Cosa viene condiviso? Semplice una stanza inutilizzata o in generale un bene immobile inutilizzato.
Cosa viene condiviso con la Gig Economy ?
Nella Gig Economy invece è la piattaforma che offre un servizio al cliente stabilendo a monte delle tariffe in base al tipo di servizio richiesto. La piattaforma attraverso l’algoritmo si occupa gestire il flusso degli ordini e coordina i gig workers inviando i lavoretti da effettuare, instaurando di fatto un rapporto verticale.
A onor di cronaca, è necessario specificare che facciamo riferimento a quelle più diffuse come Uber e Foodora. Esistono infatti piattaforme che svolgono una funzione di market place per lavoretti, lasciando slle parti una certa libertà contrattuale, per cui la dimensione sociale viene preservata.

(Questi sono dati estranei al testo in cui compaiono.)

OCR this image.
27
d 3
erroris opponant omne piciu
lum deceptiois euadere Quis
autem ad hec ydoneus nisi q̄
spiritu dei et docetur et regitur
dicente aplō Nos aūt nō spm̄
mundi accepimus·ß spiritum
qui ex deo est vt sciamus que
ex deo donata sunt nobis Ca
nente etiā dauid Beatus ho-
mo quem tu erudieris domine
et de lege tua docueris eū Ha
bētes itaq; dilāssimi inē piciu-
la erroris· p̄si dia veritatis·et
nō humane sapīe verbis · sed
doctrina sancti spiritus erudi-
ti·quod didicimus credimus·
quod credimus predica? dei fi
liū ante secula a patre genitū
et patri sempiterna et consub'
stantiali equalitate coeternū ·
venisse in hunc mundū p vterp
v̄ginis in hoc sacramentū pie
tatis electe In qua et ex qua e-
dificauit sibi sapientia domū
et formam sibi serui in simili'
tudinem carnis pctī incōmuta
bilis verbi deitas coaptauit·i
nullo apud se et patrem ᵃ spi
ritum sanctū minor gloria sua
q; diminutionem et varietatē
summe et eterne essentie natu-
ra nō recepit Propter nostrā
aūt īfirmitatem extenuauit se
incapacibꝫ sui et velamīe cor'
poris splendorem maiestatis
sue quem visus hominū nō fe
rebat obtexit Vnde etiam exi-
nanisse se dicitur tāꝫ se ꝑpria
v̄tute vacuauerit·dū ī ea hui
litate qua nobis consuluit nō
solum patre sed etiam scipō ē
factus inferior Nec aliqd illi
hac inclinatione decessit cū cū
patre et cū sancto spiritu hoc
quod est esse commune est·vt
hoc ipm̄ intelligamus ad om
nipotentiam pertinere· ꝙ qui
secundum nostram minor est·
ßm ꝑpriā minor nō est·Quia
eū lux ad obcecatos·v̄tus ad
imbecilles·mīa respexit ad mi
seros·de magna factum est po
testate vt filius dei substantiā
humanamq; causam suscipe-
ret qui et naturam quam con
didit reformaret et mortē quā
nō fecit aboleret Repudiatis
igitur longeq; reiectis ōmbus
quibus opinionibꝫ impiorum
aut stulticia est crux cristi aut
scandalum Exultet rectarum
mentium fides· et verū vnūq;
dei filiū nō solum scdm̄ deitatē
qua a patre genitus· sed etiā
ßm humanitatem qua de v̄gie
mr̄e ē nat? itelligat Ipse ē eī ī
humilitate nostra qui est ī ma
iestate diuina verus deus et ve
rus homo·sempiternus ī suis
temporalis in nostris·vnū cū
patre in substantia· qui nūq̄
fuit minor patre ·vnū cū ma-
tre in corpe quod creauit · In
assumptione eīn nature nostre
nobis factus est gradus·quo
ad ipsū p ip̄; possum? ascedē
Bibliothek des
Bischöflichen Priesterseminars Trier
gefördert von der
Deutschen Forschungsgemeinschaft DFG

Cosa viene condiviso in un servizio di taxi o in un servizio di consegna a domicilio? Nulla. Non si condivide l’auto per il tragitto fissato con altri utenti, non si condivide la bicicletta per la consegna a domicilio e nemmeno il cibo stesso.
Un business classico organizzato in maniera diversa
Semplicemente si parla di un servizio taxi o di consegna a domicilio strutturato in maniera diversa. Addirittura Foodora impone il saccone della consegna a domicilio mantenendo i colori e i simboli del brand quasi come se fosse una divisa aziendale ne più ne meno di come fanno i corrieri tradizionali.
Piattaforme come Uber e Foodora son riusciti a ottenere la botte piena e la moglie ubriaca. Non impiegano capitale nell’acquisto di auto e bici scaricando il costo sui gig workers, il capitale impiegato nelle risorse umane è limitato in quanto serve alla sola gestione della piattaforma, personale a chiamata pagato solo per il lavoro svolto, ma hanno, invece, tutti i ricavi delle aziende tradizionali. Anzi possono permettersi di guadagnare un po’ meno abbassando le tariffe e distruggendo così il mercato.